March 16, 2016
Fecundity with Worms
Last weekend I was cleaning out some leaves that January winds had left in our back stairwell. Beneath and amidst the layers were worms and centipedes.
It amazed me to see vibrant life, already moving and multiplying, while Saint Louis still has an edge of cold, especially at night. Where did they come from these creatures? What instilled them to travel across the cement stairs and slabs to these rotting leaves? I thought, with a smile, of spring coming and bright flowers growing and the coplex intertwining of all living things.
Then I recalled those who are squeemish about “creepy-crawly things” and then my mind lept to a silly image in Peter Jackson’s movie, The Fellowship of the Ring. Early after Merry and Pippin have stumbled onto Frodo and Sam, they all hide under a huge tree’s tangled roots. An evil Black Rider pauses on the road above them. Jackson wanted to communicate the evil and unreasoned fear that radiated from the rider, so he showed all manner of earth creatures coming out of the ground and across the four humans (hobbits).

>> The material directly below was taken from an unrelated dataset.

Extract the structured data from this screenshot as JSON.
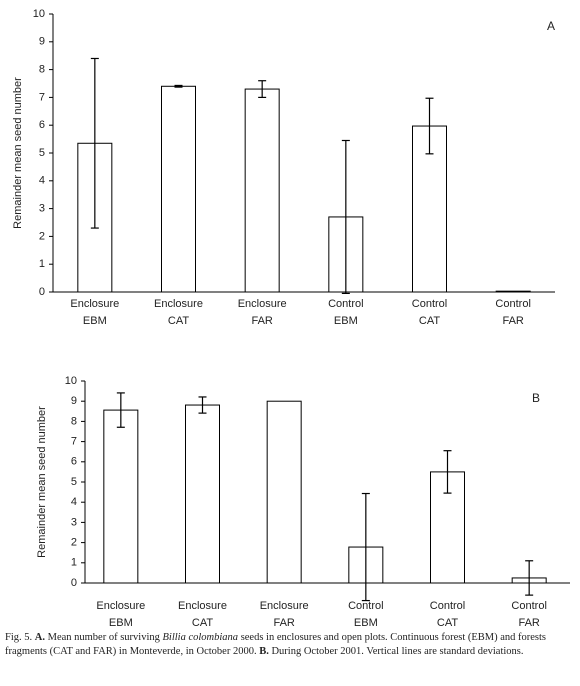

One could argue that these icons of good and fecund soil were trying to escape the Black Rider’s deathly presence. But I assume that Mr. Jackson just wanted to instill a feeling of fear in his audiance, and he used arthropods and annelids to do it. As a friend of mine says, “They have too many limbs or worse yet, none at all.” But I have always been one of those who find wonder in insects and such. It is reported that the biologist J. Haldane was once asked what he had found of the mind of God after studying creation for so many years. He responded, “An inordinate fondness for beetles.” Haldane also conjectured that God loved stars too, because there were more of those than beetles, as far as we guess. But beetles and centipedes and worms are far more complicated, more caught up with our own survival and wellness, than are stars.
So, even these fellow creatures reveal to me the texture of heaven, the Pure Land that is waking up in the early spring amidst the leaves of my back yard.